Daniel Jean Claude Ernest Revenu (5 December 1942 – 2 January 2024) was a French fencer and Olympic champion in foil competition, and medalist in four successive Olympics.

==Biography==
Daniel Revenu was born on 5 December 1942, the son of French fencing coach Ernest Revenu, from Melun.

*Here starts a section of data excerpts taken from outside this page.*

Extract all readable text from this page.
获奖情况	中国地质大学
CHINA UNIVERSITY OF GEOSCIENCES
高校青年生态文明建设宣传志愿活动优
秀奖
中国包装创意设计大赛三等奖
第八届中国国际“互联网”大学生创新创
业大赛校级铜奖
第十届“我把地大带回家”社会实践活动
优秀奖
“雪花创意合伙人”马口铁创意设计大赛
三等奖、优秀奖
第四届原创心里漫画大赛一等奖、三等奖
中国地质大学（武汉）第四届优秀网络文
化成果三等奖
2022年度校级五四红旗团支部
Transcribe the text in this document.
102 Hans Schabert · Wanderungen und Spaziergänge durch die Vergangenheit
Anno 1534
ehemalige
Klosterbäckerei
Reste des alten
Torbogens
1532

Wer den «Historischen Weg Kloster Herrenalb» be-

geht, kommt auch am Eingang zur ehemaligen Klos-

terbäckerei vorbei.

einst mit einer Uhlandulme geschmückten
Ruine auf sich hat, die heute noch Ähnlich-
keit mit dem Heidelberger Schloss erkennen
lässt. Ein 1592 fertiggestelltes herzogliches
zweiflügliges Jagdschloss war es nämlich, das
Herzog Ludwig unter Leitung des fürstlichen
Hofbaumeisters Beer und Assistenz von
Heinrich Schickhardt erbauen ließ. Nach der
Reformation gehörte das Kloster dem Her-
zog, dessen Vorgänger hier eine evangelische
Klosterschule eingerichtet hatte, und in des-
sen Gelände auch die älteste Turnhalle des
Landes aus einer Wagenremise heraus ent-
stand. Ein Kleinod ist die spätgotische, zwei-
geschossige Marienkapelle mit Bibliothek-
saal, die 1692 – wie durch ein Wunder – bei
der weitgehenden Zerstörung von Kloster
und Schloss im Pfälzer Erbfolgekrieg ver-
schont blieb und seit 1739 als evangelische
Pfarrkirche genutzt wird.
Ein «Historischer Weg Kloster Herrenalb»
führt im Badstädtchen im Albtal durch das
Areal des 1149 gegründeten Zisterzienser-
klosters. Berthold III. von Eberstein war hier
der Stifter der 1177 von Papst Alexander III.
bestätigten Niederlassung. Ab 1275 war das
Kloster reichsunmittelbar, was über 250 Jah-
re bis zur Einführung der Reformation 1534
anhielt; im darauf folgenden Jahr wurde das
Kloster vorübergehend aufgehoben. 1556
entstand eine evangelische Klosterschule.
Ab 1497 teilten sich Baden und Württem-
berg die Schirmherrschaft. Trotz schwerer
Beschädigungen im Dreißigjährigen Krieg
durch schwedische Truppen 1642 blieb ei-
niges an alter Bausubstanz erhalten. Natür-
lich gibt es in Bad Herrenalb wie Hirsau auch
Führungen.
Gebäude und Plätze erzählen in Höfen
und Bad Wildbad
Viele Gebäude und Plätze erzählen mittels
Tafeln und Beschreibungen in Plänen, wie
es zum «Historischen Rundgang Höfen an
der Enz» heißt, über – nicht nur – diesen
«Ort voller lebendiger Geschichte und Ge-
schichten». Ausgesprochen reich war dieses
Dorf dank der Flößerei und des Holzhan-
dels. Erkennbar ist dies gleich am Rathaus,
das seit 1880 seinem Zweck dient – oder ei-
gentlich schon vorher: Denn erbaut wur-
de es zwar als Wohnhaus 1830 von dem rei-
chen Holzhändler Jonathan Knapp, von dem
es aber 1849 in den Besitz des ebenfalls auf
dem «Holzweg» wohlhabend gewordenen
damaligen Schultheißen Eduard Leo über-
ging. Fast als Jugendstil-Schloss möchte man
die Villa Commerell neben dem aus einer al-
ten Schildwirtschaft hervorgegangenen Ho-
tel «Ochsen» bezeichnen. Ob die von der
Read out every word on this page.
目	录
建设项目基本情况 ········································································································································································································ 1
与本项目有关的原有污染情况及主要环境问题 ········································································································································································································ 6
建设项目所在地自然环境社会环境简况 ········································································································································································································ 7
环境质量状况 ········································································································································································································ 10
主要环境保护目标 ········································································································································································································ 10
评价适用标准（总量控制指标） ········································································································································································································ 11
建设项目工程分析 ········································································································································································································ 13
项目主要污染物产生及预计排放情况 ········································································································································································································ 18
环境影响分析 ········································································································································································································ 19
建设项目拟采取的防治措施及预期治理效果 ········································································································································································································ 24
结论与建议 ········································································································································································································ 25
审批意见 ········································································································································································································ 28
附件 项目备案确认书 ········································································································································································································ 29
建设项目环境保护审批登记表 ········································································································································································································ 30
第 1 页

In the 1960s and 1970s Ernest Revenu trained Olympic, world and national fencing champions - Bruno Boscherie, Bernard Talvard, Hugues Leseur, Daniel Provost, Jacky Courtillat, Frédéric Pietruszka and his own son Daniel.

Revenu received a gold medal in foil team at the 1968 Summer Olympics in Mexico City, together with Gilles Berolatti, Christian Noël, Jean-Claude Magnan, and Jacques Dimont. He participated and received medals at the 1964, 1968, 1972 and 1976 summer Olympics.

Daniel Revenu died on 2 January 2024, at the age of 81.